In 2006, Thom Hartmann of Common Dreams wrote: “… War was good for business, and good for the political power of its advocates, from Rumsfeld to Wolfowitz to Cheney who have all become rich in part because of the arms industry.”
After more than a decade, Islamic extremists bent on jihad might borrow the line from the hit 1990 movie “Home Alone” when young Kevin asks the burglars: “You guys give up, or are you thirsty for more?”
Sadly, and as we will soon find out, the answer is that indeed Washington is thirsty for more. And that brings about a very interesting question: why?
I won’t even speculate on the religious tribalism that thrives in the Mideast or why those nations refuse to adapt to Western democracy. I am clueless as to what drives martyrs to kill Westerners and their own. I understand that I will never fathom the mind of a religious zealot. Perhaps it is that they have been impoverished for so long or perhaps it is their chance to gain world fame. Maybe it is the promise of 72 virgins. It is a conundrum that Western minds will never solve.
What is more unsettling is why our government is invoking greater retaliation from Islam in a war against us that most of our elected officials know we cannot win.
Perhaps we have been asking the wrong question all along. Perhaps the goal of our government is not to stabilize the Mideast but to destabilize the United States. Sound crazy? George Orwell didn’t think so.
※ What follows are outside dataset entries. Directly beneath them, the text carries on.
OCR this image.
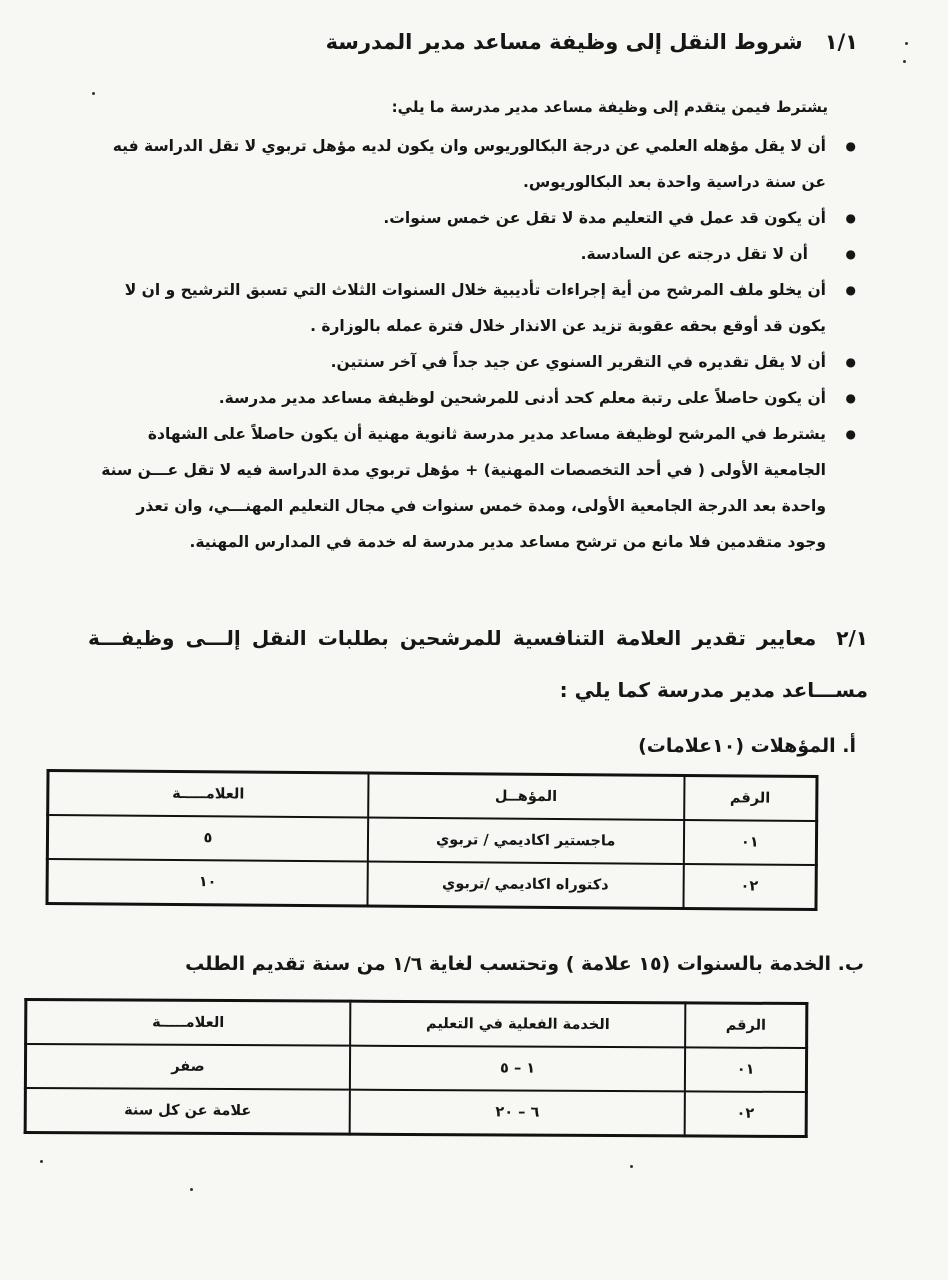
١/١شروط النقل إلى وظيفة مساعد مدير المدرسة
يشترط فيمن يتقدم إلى وظيفة مساعد مدير مدرسة ما يلي:
● أن لا يقل مؤهله العلمي عن درجة البكالوريوس وان يكون لديه مؤهل تربوي لا تقل الدراسة فيه عن سنة دراسية واحدة بعد البكالوريوس.
● أن يكون قد عمل في التعليم مدة لا تقل عن خمس سنوات.
● أن لا تقل درجته عن السادسة.
● أن يخلو ملف المرشح من أية إجراءات تأديبية خلال السنوات الثلاث التي تسبق الترشيح و ان لا يكون قد أوقع بحقه عقوبة تزيد عن الانذار خلال فترة عمله بالوزارة .
● أن لا يقل تقديره في التقرير السنوي عن جيد جداً في آخر سنتين.
● أن يكون حاصلاً على رتبة معلم كحد أدنى للمرشحين لوظيفة مساعد مدير مدرسة.
● يشترط في المرشح لوظيفة مساعد مدير مدرسة ثانوية مهنية أن يكون حاصلاً على الشهادة الجامعية الأولى ( في أحد التخصصات المهنية) + مؤهل تربوي مدة الدراسة فيه لا تقل عـــن سنة واحدة بعد الدرجة الجامعية الأولى، ومدة خمس سنوات في مجال التعليم المهنـــي، وان تعذر وجود متقدمين فلا مانع من ترشح مساعد مدير مدرسة له خدمة في المدارس المهنية.
٢/١معايير تقدير العلامة التنافسية للمرشحين بطلبات النقل إلـــى وظيفـــة مســـاعد مدير مدرسة كما يلي :
أ. المؤهلات (١٠علامات)
الرقم	المؤهــل	العلامـــــة
٠١	ماجستير اكاديمي / تربوي	٥
٠٢	دكتوراه اكاديمي /تربوي	١٠
ب. الخدمة بالسنوات (١٥ علامة ) وتحتسب لغاية ١/٦ من سنة تقديم الطلب
الرقم	الخدمة الفعلية في التعليم	العلامـــــة
٠١	١ – ٥	صفر
٠٢	٦ – ٢٠	علامة عن كل سنة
From his book 1984:
On the contrary, war hysteria is continuous and universal in all countries, and such acts as raping, looting, the slaughter of children, the reduction of whole populations to slavery, and reprisals against prisoners which extend even to boiling and burying alive, are looked upon as normal, and, when they are committed by one’s own side and not by the enemy, meritorious. But in a physical sense war involves very small numbers of people, mostly highly trained specialists, and causes comparatively few casualties.
Orwell’s 1984 reads like a mandate for our elected leaders: an infinite period of upheaval with “comparatively few causalities” (at least when measured against the millions of people slaughtered by warfare through the first half of the 20th century).
It is a disturbing endgame being played out by American officials and one that is not serving the Nation.
Prediction: The United States government will put boots on the ground in Syria and any other Islamic country where the outcome will result in further unrest and greater power in the hands of Washington. That means we will not be safer from Islamic extremists that want to kill us or from our government that wishes to enslave us.
Action to take: Intervention in Syria and our continued military and political involvement in the Mideast is an expenditure America cannot afford. However, it will scare us into paying higher taxes and enable the Federal government to take on even greater debts. The inevitable outcrop will be further weakening in the purchasing power of the dollar. The recent correction in gold and silver prices is pure manipulation. It is imperative you hold these instruments in their physical form and, if possible, buy on the current correction. And guns, whiskey and water are even more essential.